3. Indicator Anatomy
VWMA plots a single line that tracks the volume-weighted average closing price over the chosen look-back window.
4. Calculation Guide
4.1 Formula
\( \displaystyle \text{VWMA}_t = \frac{\sum_{i=0}^{n-1} P_{t-i}\,V_{t-i}} {\sum_{i=0}^{n-1} V_{t-i}} \)
4.2 Worked Example
Suppose the last five sessions closed at \$148, \$150, \$149, \$151, \$152 with volumes 2.0 M, 3.5 M, 1.2 M, 4.0 M, 3.3 M shares:
- Numerator = 148×2.0 M + 150×3.5 M + 149×1.2 M + 151×4.0 M + 152×3.3 M = 2,316 M
- Denominator = 2.0 M + 3.5 M + 1.2 M + 4.0 M + 3.3 M = 14.0 M
- VWMA = 2,316 M ÷ 14.0 M ≈ \$165.43
The average is skewed upward because higher prices coincided with heavier volume.
5. How to Read the Signals
5.1 Bullish
- Price > VWMA: Demand dominates; trend bias upward.
- VWMA Up-Slope: Sustained accumulation driving higher average cost.
5.2 Bearish
- Price < VWMA: Supply overwhelms; trend bias downward.
- VWMA Down-Slope: Distribution pushing the weighted mean lower.
5.3 Confirmations & Common Pitfalls
- Confirm crossovers with EMA or RSI to avoid whipsaws.
- Beware of single-day volume spikes (e.g., index rebalances) that can distort the curve.
6. Chart & Interpretation
Bullish highlight — In April 2023, AAPL closed above its 20-day VWMA on expanding volume, kicking off a multi-month advance.

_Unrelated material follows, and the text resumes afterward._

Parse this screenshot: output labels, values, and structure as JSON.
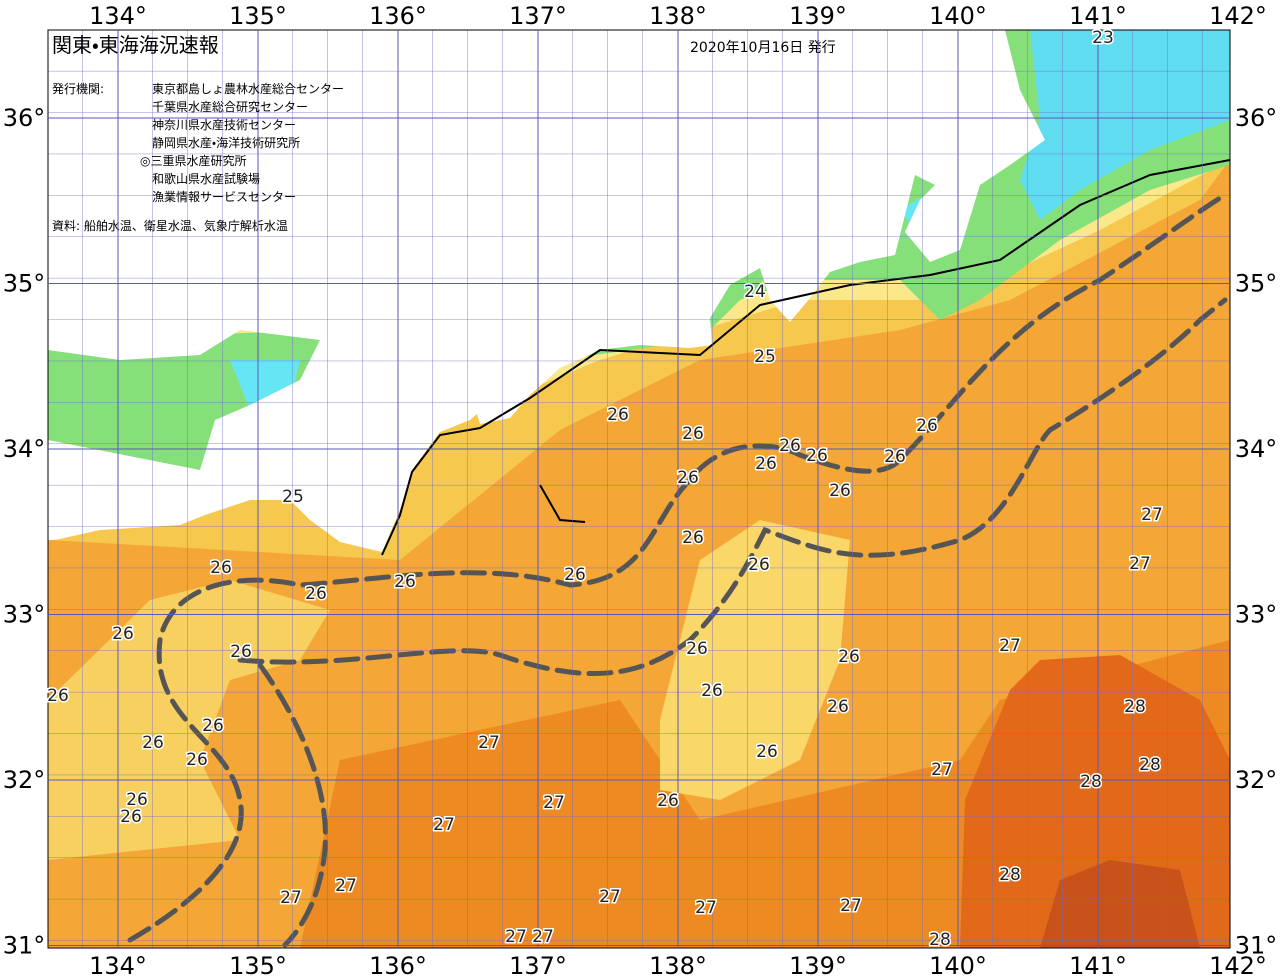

Bearish highlight — In September 2024, price slipped beneath the VWMA while volume surged, foreshadowing the Q4 pullback.
7. Parameter Sensitivity
Short windows (5–10 periods) hug price action but generate frequent signals. Longer windows (50–100) iron out noise yet respond slowly to fresh momentum. A dual-length approach (e.g., 20-day vs 60-day VWMA) can capture both swing and positional trends.
8. Practical Uses & Strategy Recipe
Pseudo-code Example:
If close crosses above the 20-day VWMA and volume is greater than its 50-day average,
enter LONG;
exit when close crosses below the 20-day VWMA or the 50-day VWMA turns downward.
Trades are evaluated on daily closes.
9. Best Practices & Limitations
9.1 Best Practices
- Use alongside an unweighted MA to spot volume-based divergences.
- Filter entries with an oscillator (e.g., RSI) to confirm momentum.
- Adjust the look-back period to match the asset’s average trade volume profile.
9.2 Limitations
- Extreme one-day spikes can skew the average for several periods.
- Lags during fast reversals, potentially missing sharp V-shaped bottoms.
- Less effective on illiquid assets where reported volume is unreliable.
10. Related Indicators
- Simple Moving Average (SMA)
- Exponential Moving Average (EMA)
- Weighted Moving Average (WMA)
- On-Balance Volume (OBV)
11. Further Reading & References
- Murphy, J. J. Technical Analysis of the Financial Markets
- Chande, T. “Volume-Weighted Moving Averages – A Closer Look.” Technical Analysis of Stocks & Commodities, 1994.
- Internal Tinker Tailored deep dive: “VWMA vs SMA – Volume Sensitivity Stress Test.”